Города оформляются властью в двух разных отношениях. Во-первых, социальные отношения в городе структурируются устройством городского пространства, определенным в категориях разделения/связи, центра/периферии, иерархии/равенства и комфорта/дискомфорта/нищеты. Во-вторых, власть конструирует смысл жизни в городе: возможности и ограничения, чувство и приоритеты городской жизни, идентичности в городе, смыслы прошлого города и страны, настоящее и будущее, к которому стремятся люди. Городской текст власти можно прочесть, двигаясь в двух этих направлениях. Ключевые переменные, которые мы собираемся рассмотреть, часто выполняют функции одновременно социального структурирования и трансляции смыслов.

Пространственный план

Городской план является производством социального пространства, о чем заявил Анри Лефевр своей удачной формулировкой[26]. В великих древних цивилизациях, таких как индийская или китайская, он проектировался в качестве космологической репрезентации связи города с космическим порядком. Позднее, например в европейской истории и в целом истории Нового времени, произведенное пространство – это обычно пространство земных властных отношений.
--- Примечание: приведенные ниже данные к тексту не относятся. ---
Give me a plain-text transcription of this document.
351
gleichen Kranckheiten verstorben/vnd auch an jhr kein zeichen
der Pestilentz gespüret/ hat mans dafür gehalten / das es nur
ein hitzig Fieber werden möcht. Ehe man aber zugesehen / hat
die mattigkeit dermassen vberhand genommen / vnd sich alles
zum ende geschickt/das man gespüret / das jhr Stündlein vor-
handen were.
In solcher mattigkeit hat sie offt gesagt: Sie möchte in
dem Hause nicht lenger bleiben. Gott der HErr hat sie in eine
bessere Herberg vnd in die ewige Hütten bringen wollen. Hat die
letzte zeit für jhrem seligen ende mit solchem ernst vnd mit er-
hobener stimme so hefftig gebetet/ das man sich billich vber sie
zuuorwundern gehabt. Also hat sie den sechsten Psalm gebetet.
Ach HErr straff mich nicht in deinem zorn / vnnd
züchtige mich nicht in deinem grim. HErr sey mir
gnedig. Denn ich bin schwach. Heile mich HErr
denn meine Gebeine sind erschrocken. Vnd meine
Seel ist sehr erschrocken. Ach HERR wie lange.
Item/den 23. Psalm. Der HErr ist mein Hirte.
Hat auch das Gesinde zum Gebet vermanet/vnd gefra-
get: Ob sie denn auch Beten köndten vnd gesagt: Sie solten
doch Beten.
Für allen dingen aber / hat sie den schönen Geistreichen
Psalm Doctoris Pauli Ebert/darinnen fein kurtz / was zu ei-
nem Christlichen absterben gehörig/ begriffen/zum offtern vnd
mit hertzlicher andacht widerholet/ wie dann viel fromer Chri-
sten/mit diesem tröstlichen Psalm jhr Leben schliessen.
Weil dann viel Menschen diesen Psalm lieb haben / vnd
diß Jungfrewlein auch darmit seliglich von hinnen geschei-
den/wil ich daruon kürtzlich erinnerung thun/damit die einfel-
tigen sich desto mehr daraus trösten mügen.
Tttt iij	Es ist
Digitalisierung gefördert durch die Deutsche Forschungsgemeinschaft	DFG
Базовые элементы пространственного устройства – это предусмотренные им направления или системы улиц; распределение в нем участков застройки разных размеров; «края» или границы внутри города, а также границы с не-городом или другим городом (сейчас они часто размыты); открытые площади; транспортные узлы; выделенные зоны, районы или кварталы; а также то, что можно было бы назвать их способами ориентации, т. е. их собственной концепцией соотношения центра и периферии, использованием той или иной топографии, например разновысотного ландшафта[27].

Мы не имеем здесь дела с метрическими переменными власти или же с четко разграниченными универсальными категориями, так что наш анализ должен быть экспериментальным и контекстуальным. Возможно, следует упомянуть некоторые общие правила касательно того, с чего начать рассмотрение.

Что составляет центр города или, если речь о больших городах, центры (во множественном числе)? Исторически противоположными случаями были, с одной стороны, открытое публичное пространство, агора или форум (в республиканских Афинах и Риме), и, с другой – замок, дворец (как в Пекине или Эдо/Токио, а также в монархической Европе) или храм (как в Теночтитлане). Каковы функции центра (центров)? Как центр (центры) связан(ы) с остальной частью города? Исторически унаследованы две основные структурные альтернативы – линейно-осевой вариант и концентрический. То есть это либо линейные магистрали, как в древнем Чангане и современных Бразилиа, Исламабаде или Абудже, либо лучевые улицы, расходящиеся по концентрическому городскому пространству подобно индийской мандале, как в йорубской Ифе, европейских барочных Версале, Карлсруэ или Санкт-Петербурге. Размывание этих вариантов четко выделенного центра указывает на более сложные конфигурации власти.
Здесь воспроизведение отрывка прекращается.